Но кто-то сбоку говорит, что это стучит немецкий пулемет. Немецкий десант на Чистой поляне! Это кажется Владимиру так же невероятно, как невероятно и то, что рядом с ним шагает академик Викентий Иванович Куличков в гимнастерке с четырьмя красными эмалевыми треугольниками на петлицах, с длинным охотничьим ножом у пояса, с винтовкой в руках… Действительный член Академии наук в звании старшины! Конечно же, все это — скверный сон, и стоит лишь встряхнуться, протереть глаза — и все это наваждение исчезнет.

Владимир поднимает отяжелевшую руку, чтобы протереть глаза, останавливается.

— Вперед! Вперед, Дегтярев! Не отставай! — кричит академик-старшина, и теперь Владимир уже не сомневается, что все это — сон, потому что академик прокричал это каким-то неестественным, не своим — визгливым тенорком.

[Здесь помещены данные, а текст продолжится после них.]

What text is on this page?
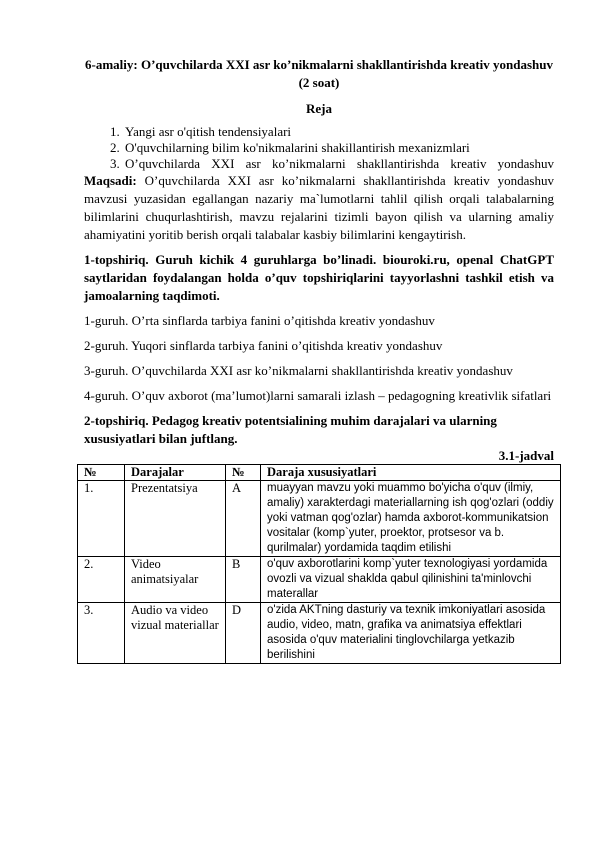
6-amaliy: O’quvchilarda XXI asr ko’nikmalarni shakllantirishda kreativ yondashuv (2 soat)

Reja
1. Yangi asr o'qitish tendensiyalari
2. O'quvchilarning bilim ko'nikmalarini shakillantirish mexanizmlari
3. O’quvchilarda XXI asr ko’nikmalarni shakllantirishda kreativ yondashuv

Maqsadi: O’quvchilarda XXI asr ko’nikmalarni shakllantirishda kreativ yondashuv mavzusi yuzasidan egallangan nazariy ma`lumotlarni tahlil qilish orqali talabalarning bilimlarini chuqurlashtirish, mavzu rejalarini tizimli bayon qilish va ularning amaliy ahamiyatini yoritib berish orqali talabalar kasbiy bilimlarini kengaytirish.

1-topshiriq. Guruh kichik 4 guruhlarga bo’linadi. biouroki.ru, openal ChatGPT saytlaridan foydalangan holda o’quv topshiriqlarini tayyorlashni tashkil etish va jamoalarning taqdimoti.

1-guruh. O’rta sinflarda tarbiya fanini o’qitishda kreativ yondashuv

2-guruh. Yuqori sinflarda tarbiya fanini o’qitishda kreativ yondashuv

3-guruh. O’quvchilarda XXI asr ko’nikmalarni shakllantirishda kreativ yondashuv

4-guruh. O’quv axborot (ma’lumot)larni samarali izlash – pedagogning kreativlik sifatlari

2-topshiriq. Pedagog kreativ potentsialining muhim darajalari va ularning xususiyatlari bilan juftlang.

3.1-jadval
№	Darajalar	№	Daraja xususiyatlari
1.	Prezentatsiya	A	muayyan mavzu yoki muammo bo'yicha o'quv (ilmiy, amaliy) xarakterdagi materiallarning ish qog'ozlari (oddiy yoki vatman qog'ozlar) hamda axborot-kommunikatsion vositalar (komp`yuter, proektor, protsesor va b. qurilmalar) yordamida taqdim etilishi
2.	Video animatsiyalar	B	o'quv axborotlarini komp`yuter texnologiyasi yordamida ovozli va vizual shaklda qabul qilinishini ta'minlovchi materallar
3.	Audio va video vizual materiallar	D	o'zida AKTning dasturiy va texnik imkoniyatlari asosida audio, video, matn, grafika va animatsiya effektlari asosida o'quv materialini tinglovchilarga yetkazib berilishini
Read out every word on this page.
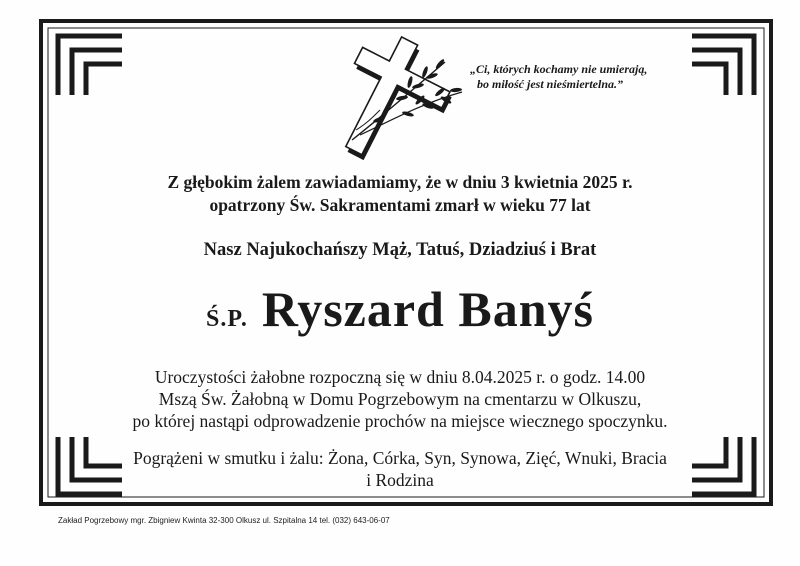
„Ci, których kochamy nie umierają,
bo miłość jest nieśmiertelna.”
Z głębokim żalem zawiadamiamy, że w dniu 3 kwietnia 2025 r.
opatrzony Św. Sakramentami zmarł w wieku 77 lat
Nasz Najukochańszy Mąż, Tatuś, Dziadziuś i Brat
Ś.P. Ryszard Banyś
Uroczystości żałobne rozpoczną się w dniu 8.04.2025 r. o godz. 14.00
Mszą Św. Żałobną w Domu Pogrzebowym na cmentarzu w Olkuszu,
po której nastąpi odprowadzenie prochów na miejsce wiecznego spoczynku.
Pogrążeni w smutku i żalu: Żona, Córka, Syn, Synowa, Zięć, Wnuki, Bracia
i Rodzina
Zakład Pogrzebowy mgr. Zbigniew Kwinta 32-300 Olkusz ul. Szpitalna 14 tel. (032) 643-06-07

Настоящий Викентий Иванович никогда никому не говорил «ты», кроме Наташи. И Наташа тоже здесь… Она шагает в тяжелых кирзовых сапогах, и через плечо ее висит сумка с красным крестом.

— Назад! Куда ты лезешь? — кричит ей Викентий Иванович. Наташа испуганно останавливается, лицо ее заливает румянец стыда: она не привыкла, чтобы на нее кричали…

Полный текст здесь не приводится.